Laboratory Exercise 1

Computational Methods in Linguistics (Bender/Wassink)

Goals:

Due: Friday 3/30, 5pm.

Collaboration

This assignment is to be done collaboratively in practicum groups. Each student should submit their own answer file, but it is fine (and in fact expected) for practicum groups to discuss answers and come up with them together. As you work on this collaboratively, we encourage you to each have a computer so that everyone gets hands-on experience.

1. Create accounts

If you do not already have accounts on patas (for access to corpora) and lemur (for version control with svn), request them now.

For patas, we have a web form: https://vervet.ling.washington.edu/db/accountrequest-form.php

For lemur: To request an account, email linghelp@u with your UW NetID and a statement of your affiliation with the Department of Linguistics or one of the Linguistics laboratories. You will receive an email with your temporary password when your account has been created. Your password will be stored in the clear both on the server and on machines on which you run the client, so don't use a password that you use for anything else.

To change your password on lemur: https://lemur.ling.washington.edu/cgi-bin/svnpasswd.pl

2. Explore the corpus database

The database of installed corpora (plus others that are available but not yet installed) can be viewed at this link: https://vervet.ling.washington.edu/db/livesearch-corpus-form.php

Using that database, find answers to the following questions: (Hint: For some of them, the "advanced search" page might be helpful.)

  1. How many corpora are currently installed on patas?
  2. Does the LDC General license allow you to make a copy of a corpus it applies to on your own computer?
  3. How many different languages are repesented in all the corpora listed in the database?
  4. How many installed corpora have both age and gender included in demographic information?
  5. How many corpora (installed or available) have phonetic information listed among their annotations?

3. Find the corpora on patas

These steps can be done once you have your patas account.

  1. If you are using a mac or linux, open a terminal. If you are on Windows, you'll need to first install an ssh client, such as PuTTY
  2. Connect to patas with the following command (replacing
    username
    with your name:
       ssh -l username patas.ling.washington.edu
    
  3. Patas will prompt you for your password. Use the password given to you when your account was set up.
  4. Change your password using the passwd command:
       passwd
    
  5. It will prompt you for your old password and then your new password twice.
  6. Navigate to the directory that contains the TIMIT corpus (LDC93S1), and examine the files inside the subdirectory TRAIN/DR1/FCJF0. Answer the following questions:
    1. What is in the files whose names end in .TXT?
    2. What is in the files whose names end in .PHN?
    3. What is in the files whose names end in .WRD?
    4. What are contents of the third line of the file SA1.PHN?
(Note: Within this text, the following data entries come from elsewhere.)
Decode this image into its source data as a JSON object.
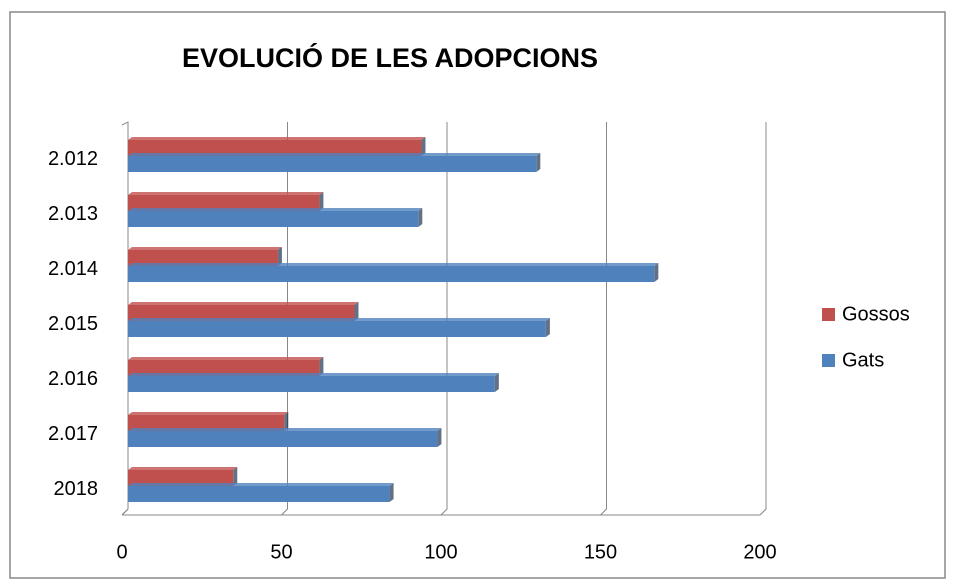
{
  "chart_data": {
    "type": "bar",
    "orientation": "horizontal",
    "title": "EVOLUCIÓ DE LES ADOPCIONS",
    "categories": [
      "2.012",
      "2.013",
      "2.014",
      "2.015",
      "2.016",
      "2.017",
      "2018"
    ],
    "series": [
      {
        "name": "Gossos",
        "color": "#c0504d",
        "values": [
          92,
          60,
          47,
          71,
          60,
          49,
          33
        ]
      },
      {
        "name": "Gats",
        "color": "#4f81bd",
        "values": [
          128,
          91,
          165,
          131,
          115,
          97,
          82
        ]
      }
    ],
    "xlim": [
      0,
      200
    ],
    "xticks": [
      0,
      50,
      100,
      150,
      200
    ],
    "grid": true,
    "legend": "right"
  }
}
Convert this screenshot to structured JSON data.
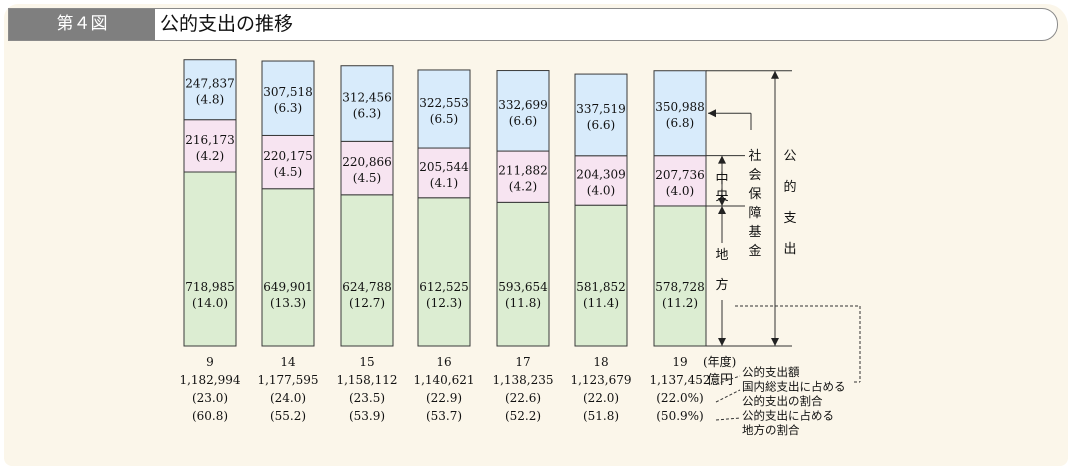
{
  "figure": {
    "number": "第４図",
    "title": "公的支出の推移"
  },
  "colors": {
    "local": "#dcedd2",
    "social_security": "#f7e4f1",
    "central": "#d8ebfb",
    "stroke": "#3a3a3a"
  },
  "chart_data": {
    "type": "bar",
    "stacked": true,
    "categories": [
      "9",
      "14",
      "15",
      "16",
      "17",
      "18",
      "19"
    ],
    "category_unit": "(年度)",
    "series": [
      {
        "name": "地　方",
        "values": [
          718985,
          649901,
          624788,
          612525,
          593654,
          581852,
          578728
        ],
        "labels": [
          "718,985",
          "649,901",
          "624,788",
          "612,525",
          "593,654",
          "581,852",
          "578,728"
        ],
        "pct": [
          "(14.0)",
          "(13.3)",
          "(12.7)",
          "(12.3)",
          "(11.8)",
          "(11.4)",
          "(11.2)"
        ]
      },
      {
        "name": "中央",
        "values": [
          216173,
          220175,
          220866,
          205544,
          211882,
          204309,
          207736
        ],
        "labels": [
          "216,173",
          "220,175",
          "220,866",
          "205,544",
          "211,882",
          "204,309",
          "207,736"
        ],
        "pct": [
          "(4.2)",
          "(4.5)",
          "(4.5)",
          "(4.1)",
          "(4.2)",
          "(4.0)",
          "(4.0)"
        ]
      },
      {
        "name": "社会保障基金",
        "values": [
          247837,
          307518,
          312456,
          322553,
          332699,
          337519,
          350988
        ],
        "labels": [
          "247,837",
          "307,518",
          "312,456",
          "322,553",
          "332,699",
          "337,519",
          "350,988"
        ],
        "pct": [
          "(4.8)",
          "(6.3)",
          "(6.3)",
          "(6.5)",
          "(6.6)",
          "(6.6)",
          "(6.8)"
        ]
      }
    ],
    "totals": {
      "values": [
        1182994,
        1177595,
        1158112,
        1140621,
        1138235,
        1123679,
        1137452
      ],
      "labels": [
        "1,182,994",
        "1,177,595",
        "1,158,112",
        "1,140,621",
        "1,138,235",
        "1,123,679",
        "1,137,452"
      ],
      "unit": "億円"
    },
    "gdp_share": [
      "(23.0)",
      "(24.0)",
      "(23.5)",
      "(22.9)",
      "(22.6)",
      "(22.0)",
      "(22.0%)"
    ],
    "local_share": [
      "(60.8)",
      "(55.2)",
      "(53.9)",
      "(53.7)",
      "(52.2)",
      "(51.8)",
      "(50.9%)"
    ],
    "bracket_labels": {
      "total": "公　的　支　出"
    },
    "notes": [
      "公的支出額",
      "国内総支出に占める",
      "公的支出の割合",
      "公的支出に占める",
      "地方の割合"
    ]
  }
}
Some useful unix commands for carrying this out:
command example explanation
cd cd /corpora change the current directory to the named direcotry; with no argument, it defaults to your home directory
ls ls TIMIT list the contents of the named directory; with no argument, it defaults to the current directory
pwd pwd print working directory (as path from root)
less less SA1.PHN display the contents of a file

Note: You do not have write permission on any files under /corpora, so you can't break anything there by poking around.

4. Explore the LDC catalogue.

Most of the corpora we have installed come from the Linguistic Data Consortium (LDC), and we have access in principle to any corpus they have ever published. The LDC catalogue is available here: http://www.ldc.upenn.edu/Catalog/

Using that database, find the following:

  1. A corpus that is not listed in the local database on vervet. (Give both the name and the catalog number for the corpus.)
  2. Five different types of annotation that are available on at least one LDC corpus. (Illustrate each type with one name and catalogue number.)
  3. An LDC resource that is not a corpus (i.e., not a collection of running text or speech), but rather some other type of linguistic database. Give the name, catalog number, and a brief description of what it is.

5. Find other collections of linguistic databases

Note that while the LDC is an extremely important clearing house for linguistic databases, there are others as well. Accordingly, your final task for the treasure hunt is to find websites for:

  1. an organization outside the US that curates and distributes linguistic databases
  2. a linguistic archive (distinct from your answer for I) specializing in resources describing endangered languages
  3. a site that makes collections of data available to researchers which could be useful in linguistic work but which is not created for linguists (at least not in the first instance)

6. Reflect on what you can do with a database.

  1. Choose one corpus with annotations from any of the collections noted above (or listed in CorpusList.rtf) and explain what information is captured in the annotations.
  2. Draft a research question in some subdiscipline of linguistics that this corpus might be used to address.
  3. Describe how the annotations in the corpus can assist in addressing the research question.